EEG Signal Analysis using Empirical Mode Decomposition and Time-Frequency Method

Abstract

The Electroencephalogram (EEG) signals are widely used by physicians for interpretation and identification of physiological and pathological phenomena. The subtle features inherent in the EEG signals are to be extracted for the proper diagnosis of diseases. This work aims at introducing techniques which could be employed for the extraction of features inorder to distinguish mild cognitive impairment Alzheimer Disease (MCI-AD) from healthy controls under resting and cognitive eyes closed condition. The EEG signals are analyzed using time domain and time-frequency domain methods. Empirical Mode Decomposition (EMD), a powerful adaptive technique, is employed for decomposing the highly non-linear and non-stationary EEG signals, acquired from MCI-AD patients and controls.
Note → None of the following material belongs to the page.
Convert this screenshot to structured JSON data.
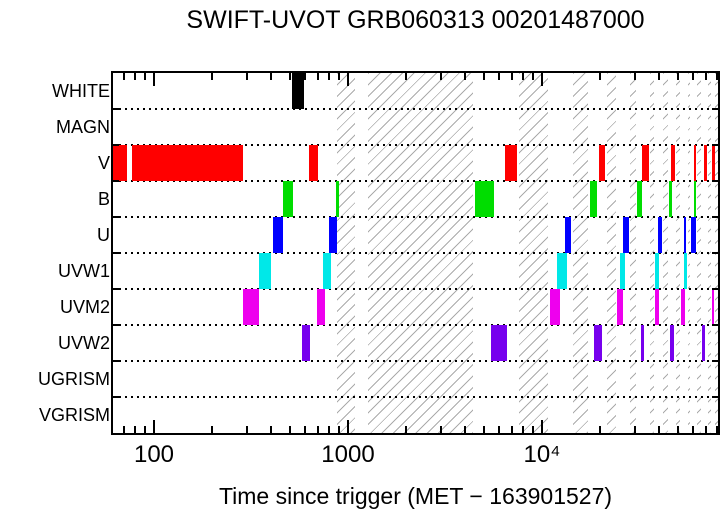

EMD, being a time-domain analysis technique, decomposes the signals into finite number of intrinsic mode functions (IMF) which have variations in both amplitude and frequency. Features are extracted from the decomposed modes using the complexity measure of multiscale entropy (MSE). Six-level multiresolution wavelet decomposition is carried out using db10 as the mother wavelet on the acquired EEG signals. Feature extraction is performed on the wavelet decomposed signals utilizing the irregularity statistic of Conditional entropy (CE). These features are extracted for different frequency bands of gamma, beta, alpha, theta and delta. Lower complexity was observed in MCI-AD patients under cognitive task conditions than the resting state. Loss of irregularity in EEG signals of MCI-AD under cognitive task was revealed through the studies of CE. The results of the study reveal that a decline in cognitive and executive functioning occurs in early stages of AD.